Bizse daha doğal ve bedava malzemelerle çalışırdık. Mesela bizim arabalarımız kabak ve ayçiçeği saplarından olurdu. Tekerleğe benzeyen bir kabağın ortası delinir, oradan geçirdiğimiz bir mil iki yanından uzun bir sopayla bağlantılandırılırdı. İşte sana harmanda koşturup kırılana kadar oynayacağımız bir araba.

Biraz daha özenliysek oturur ayçiçeği saplarından mükemmel arabalar yapabilirdik. Bu iş için biraz zaman ve bir çakı yeterliydi. Sadece düdük, sipsi, sapan, kaval gibi diğer şeylerin her biri için farklı ağaç dalları lazım oluyordu. 

Mesela baldıran bitkisi sapından pompalı su fışkırtıcısı, mülver ağacından da patlangaç yapardık. Bu sonuncusu ucuna tıkadığımız meşe palamutu içini -biz pelit derdik- bir kurşun gibi dört beş metre uzağa atabiliyordu. 

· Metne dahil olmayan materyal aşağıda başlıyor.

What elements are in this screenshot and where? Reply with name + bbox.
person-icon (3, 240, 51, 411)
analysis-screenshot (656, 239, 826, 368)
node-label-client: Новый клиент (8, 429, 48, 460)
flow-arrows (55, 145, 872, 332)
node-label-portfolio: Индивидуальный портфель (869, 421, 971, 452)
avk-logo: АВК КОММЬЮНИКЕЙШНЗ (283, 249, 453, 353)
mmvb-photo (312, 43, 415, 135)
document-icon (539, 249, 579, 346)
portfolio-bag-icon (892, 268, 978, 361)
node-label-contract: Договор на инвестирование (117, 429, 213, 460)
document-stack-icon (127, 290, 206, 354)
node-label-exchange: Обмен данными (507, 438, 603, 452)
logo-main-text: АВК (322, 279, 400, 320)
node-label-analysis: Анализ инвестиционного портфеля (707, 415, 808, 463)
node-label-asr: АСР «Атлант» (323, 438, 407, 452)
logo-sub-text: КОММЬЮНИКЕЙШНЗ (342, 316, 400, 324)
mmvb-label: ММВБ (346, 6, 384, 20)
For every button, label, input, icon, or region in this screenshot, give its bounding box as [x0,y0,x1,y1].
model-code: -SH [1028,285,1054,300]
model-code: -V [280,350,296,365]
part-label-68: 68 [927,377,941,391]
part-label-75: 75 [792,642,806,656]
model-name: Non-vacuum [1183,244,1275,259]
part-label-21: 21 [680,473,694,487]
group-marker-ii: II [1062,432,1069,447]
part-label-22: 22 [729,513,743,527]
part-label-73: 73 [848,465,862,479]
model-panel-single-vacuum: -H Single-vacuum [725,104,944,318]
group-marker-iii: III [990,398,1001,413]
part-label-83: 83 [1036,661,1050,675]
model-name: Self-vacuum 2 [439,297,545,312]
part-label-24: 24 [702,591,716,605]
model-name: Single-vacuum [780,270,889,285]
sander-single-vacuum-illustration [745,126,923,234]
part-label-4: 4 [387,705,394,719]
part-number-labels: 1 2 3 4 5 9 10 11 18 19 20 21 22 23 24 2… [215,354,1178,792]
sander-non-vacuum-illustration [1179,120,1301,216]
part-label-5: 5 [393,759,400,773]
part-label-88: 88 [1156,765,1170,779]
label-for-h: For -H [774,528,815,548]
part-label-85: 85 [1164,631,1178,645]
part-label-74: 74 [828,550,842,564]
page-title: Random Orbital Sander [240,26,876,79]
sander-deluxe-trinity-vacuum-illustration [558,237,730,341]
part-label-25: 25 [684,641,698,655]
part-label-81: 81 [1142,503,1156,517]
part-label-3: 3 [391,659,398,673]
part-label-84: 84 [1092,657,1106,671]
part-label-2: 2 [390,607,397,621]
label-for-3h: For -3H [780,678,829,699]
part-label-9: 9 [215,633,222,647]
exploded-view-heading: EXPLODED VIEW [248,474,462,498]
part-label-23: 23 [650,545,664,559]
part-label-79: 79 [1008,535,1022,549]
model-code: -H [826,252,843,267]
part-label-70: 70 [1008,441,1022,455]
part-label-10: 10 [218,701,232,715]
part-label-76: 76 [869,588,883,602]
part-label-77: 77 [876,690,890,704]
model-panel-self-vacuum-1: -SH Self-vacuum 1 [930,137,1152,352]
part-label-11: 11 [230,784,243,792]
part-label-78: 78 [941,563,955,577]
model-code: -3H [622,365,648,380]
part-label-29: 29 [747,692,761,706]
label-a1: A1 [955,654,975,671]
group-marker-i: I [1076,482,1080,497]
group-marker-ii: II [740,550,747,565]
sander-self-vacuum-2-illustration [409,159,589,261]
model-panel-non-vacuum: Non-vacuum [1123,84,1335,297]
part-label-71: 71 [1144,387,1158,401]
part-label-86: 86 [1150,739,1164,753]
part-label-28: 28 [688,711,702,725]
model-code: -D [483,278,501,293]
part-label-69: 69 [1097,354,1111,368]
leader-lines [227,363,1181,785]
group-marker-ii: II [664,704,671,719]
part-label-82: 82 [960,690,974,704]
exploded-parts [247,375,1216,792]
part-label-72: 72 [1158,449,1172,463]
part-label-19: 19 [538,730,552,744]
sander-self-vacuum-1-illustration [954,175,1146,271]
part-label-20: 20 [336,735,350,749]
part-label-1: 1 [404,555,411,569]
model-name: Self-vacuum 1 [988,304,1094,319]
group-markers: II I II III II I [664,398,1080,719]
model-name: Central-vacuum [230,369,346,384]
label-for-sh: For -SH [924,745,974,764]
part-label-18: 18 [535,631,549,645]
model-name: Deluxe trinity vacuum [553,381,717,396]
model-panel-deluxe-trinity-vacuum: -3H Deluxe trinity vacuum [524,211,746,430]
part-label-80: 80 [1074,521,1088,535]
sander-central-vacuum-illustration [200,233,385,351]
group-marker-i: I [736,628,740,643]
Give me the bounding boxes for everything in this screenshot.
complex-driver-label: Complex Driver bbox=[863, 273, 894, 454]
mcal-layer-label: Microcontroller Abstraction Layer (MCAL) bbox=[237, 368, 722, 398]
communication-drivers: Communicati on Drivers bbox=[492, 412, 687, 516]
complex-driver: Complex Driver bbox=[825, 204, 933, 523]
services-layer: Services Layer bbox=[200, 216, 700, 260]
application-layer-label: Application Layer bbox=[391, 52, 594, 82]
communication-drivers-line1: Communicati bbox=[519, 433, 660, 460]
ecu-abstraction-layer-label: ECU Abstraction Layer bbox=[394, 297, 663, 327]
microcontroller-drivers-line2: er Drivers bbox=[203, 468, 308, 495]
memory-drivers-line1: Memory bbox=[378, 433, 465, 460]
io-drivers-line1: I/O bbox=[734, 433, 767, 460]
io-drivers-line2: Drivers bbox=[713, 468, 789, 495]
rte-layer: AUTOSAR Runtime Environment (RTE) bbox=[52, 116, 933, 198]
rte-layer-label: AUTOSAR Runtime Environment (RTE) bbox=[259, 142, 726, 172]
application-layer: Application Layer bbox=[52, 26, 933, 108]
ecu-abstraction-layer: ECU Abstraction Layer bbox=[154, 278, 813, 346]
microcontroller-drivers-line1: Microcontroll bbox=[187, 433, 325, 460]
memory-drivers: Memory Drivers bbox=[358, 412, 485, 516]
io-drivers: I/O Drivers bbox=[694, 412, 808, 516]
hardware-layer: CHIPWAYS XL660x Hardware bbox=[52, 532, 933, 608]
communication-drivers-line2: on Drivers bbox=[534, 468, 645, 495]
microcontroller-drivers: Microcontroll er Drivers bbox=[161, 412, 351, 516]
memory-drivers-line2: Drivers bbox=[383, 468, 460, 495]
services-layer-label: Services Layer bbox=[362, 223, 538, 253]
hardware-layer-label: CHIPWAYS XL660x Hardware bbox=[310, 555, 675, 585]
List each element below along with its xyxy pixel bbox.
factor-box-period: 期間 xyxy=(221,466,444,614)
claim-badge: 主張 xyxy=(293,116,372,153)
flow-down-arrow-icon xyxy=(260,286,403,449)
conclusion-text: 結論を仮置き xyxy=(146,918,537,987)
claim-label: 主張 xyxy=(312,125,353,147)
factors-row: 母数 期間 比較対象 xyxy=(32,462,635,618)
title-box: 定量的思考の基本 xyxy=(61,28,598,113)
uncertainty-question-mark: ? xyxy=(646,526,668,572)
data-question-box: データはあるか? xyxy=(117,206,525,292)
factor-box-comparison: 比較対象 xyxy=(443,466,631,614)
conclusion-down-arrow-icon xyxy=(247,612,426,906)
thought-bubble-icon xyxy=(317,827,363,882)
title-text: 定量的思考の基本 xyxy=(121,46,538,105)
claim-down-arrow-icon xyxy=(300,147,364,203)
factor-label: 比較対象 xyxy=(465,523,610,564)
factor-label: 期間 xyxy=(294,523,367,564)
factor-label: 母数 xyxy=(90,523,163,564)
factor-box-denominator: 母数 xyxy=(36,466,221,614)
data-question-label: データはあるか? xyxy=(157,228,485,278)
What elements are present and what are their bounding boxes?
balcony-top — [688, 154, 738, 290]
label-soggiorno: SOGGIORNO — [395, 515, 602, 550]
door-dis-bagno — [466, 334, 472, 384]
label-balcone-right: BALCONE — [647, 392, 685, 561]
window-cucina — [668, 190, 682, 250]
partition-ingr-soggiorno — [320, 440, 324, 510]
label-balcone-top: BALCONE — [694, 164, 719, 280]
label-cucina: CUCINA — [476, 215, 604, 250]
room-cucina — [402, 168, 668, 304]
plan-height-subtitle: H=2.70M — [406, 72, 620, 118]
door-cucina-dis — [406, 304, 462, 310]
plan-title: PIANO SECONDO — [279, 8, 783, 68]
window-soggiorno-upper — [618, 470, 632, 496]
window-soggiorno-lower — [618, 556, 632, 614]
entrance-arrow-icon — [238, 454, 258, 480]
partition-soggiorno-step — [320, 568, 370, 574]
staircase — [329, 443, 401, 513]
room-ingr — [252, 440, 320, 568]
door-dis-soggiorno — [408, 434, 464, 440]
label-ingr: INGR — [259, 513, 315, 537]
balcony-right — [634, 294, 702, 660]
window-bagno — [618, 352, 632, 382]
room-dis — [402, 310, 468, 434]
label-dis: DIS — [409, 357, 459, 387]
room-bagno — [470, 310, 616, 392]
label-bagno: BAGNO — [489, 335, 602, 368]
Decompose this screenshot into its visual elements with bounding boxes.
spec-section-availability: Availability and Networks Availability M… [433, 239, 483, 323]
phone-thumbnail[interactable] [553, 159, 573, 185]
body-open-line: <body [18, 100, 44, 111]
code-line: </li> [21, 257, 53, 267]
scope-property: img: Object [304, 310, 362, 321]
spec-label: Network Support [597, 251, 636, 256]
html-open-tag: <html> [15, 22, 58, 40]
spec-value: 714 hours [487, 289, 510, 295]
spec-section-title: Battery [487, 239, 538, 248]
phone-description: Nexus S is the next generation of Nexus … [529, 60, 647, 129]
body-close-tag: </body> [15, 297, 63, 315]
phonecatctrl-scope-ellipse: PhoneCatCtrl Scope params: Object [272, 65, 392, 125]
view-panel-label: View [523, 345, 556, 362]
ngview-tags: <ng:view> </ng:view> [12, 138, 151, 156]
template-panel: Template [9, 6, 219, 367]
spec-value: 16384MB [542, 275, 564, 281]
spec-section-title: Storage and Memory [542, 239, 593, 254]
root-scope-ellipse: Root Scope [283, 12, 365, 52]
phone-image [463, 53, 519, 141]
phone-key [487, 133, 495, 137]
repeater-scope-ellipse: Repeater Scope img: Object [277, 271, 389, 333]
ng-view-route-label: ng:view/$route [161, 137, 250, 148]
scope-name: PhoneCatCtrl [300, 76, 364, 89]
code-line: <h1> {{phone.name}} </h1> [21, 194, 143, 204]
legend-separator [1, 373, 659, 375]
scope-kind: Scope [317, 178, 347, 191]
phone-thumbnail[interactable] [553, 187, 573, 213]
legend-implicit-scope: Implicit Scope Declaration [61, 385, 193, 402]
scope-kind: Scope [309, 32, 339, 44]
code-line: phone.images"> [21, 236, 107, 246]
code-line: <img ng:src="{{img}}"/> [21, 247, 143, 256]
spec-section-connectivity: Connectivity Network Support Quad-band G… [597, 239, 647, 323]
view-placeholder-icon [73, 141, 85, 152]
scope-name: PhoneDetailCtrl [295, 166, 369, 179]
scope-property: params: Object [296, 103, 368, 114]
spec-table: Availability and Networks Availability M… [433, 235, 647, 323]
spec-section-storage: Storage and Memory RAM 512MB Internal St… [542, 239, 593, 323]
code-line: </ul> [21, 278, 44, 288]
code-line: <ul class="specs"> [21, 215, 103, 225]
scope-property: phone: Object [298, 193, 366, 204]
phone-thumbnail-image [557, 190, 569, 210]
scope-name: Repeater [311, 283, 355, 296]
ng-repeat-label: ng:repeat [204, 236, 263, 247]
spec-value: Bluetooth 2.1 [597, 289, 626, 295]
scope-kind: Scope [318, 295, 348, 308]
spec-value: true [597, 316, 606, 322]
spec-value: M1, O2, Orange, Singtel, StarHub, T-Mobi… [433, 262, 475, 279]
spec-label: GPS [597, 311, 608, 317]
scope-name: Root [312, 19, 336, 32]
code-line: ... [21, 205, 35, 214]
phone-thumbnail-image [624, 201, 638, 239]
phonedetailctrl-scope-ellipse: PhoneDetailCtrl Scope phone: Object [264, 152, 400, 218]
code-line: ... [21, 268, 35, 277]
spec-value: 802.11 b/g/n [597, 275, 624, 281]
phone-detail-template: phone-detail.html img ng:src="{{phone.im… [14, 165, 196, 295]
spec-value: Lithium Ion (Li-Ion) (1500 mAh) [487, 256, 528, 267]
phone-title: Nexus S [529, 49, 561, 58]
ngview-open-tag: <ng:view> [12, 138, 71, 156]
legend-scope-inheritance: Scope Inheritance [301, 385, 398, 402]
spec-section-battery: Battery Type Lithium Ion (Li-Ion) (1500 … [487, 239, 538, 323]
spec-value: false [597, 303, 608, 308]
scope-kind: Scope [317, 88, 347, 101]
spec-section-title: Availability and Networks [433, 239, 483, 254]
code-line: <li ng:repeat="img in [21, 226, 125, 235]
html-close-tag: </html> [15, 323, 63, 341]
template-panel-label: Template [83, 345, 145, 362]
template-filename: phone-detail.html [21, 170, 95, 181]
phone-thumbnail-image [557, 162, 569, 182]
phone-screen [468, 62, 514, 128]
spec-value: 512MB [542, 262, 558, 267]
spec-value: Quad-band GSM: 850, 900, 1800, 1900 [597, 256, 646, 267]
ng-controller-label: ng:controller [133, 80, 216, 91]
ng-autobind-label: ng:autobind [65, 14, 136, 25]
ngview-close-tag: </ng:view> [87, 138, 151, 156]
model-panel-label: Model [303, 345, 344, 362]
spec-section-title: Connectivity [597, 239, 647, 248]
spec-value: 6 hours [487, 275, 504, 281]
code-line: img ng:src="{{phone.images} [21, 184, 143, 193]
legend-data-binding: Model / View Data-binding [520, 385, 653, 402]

Bizim saklambaç oyunumuz bile çok farklıydı. Adına hasandağ denilen bu oyun köyün erkek çocuklarınca geceleri oynanırdı. Ebe ve haberci birlikte kalenin yanında durur, diğer çocuklar bütün köye yayılıp gizlenirlerdi. Ebe  aramaya başlayınca haberci de gizlenen çocukları uyarmak amacıyla ara vermeden bağırırdı. Bu sesi ve hareketleri takip eden diğerleri, kaleye koşup, ebeden önce kaleye dokunmaya çalışırlardı. Eğer ebe uzaktan ya da yakından gördüğü herhangi bir çocuktan önce kaleye varırsa oyunu kazanmış, geç kalıp da yakalanmış sayılan çocuk ta ebe olmuş olurdu.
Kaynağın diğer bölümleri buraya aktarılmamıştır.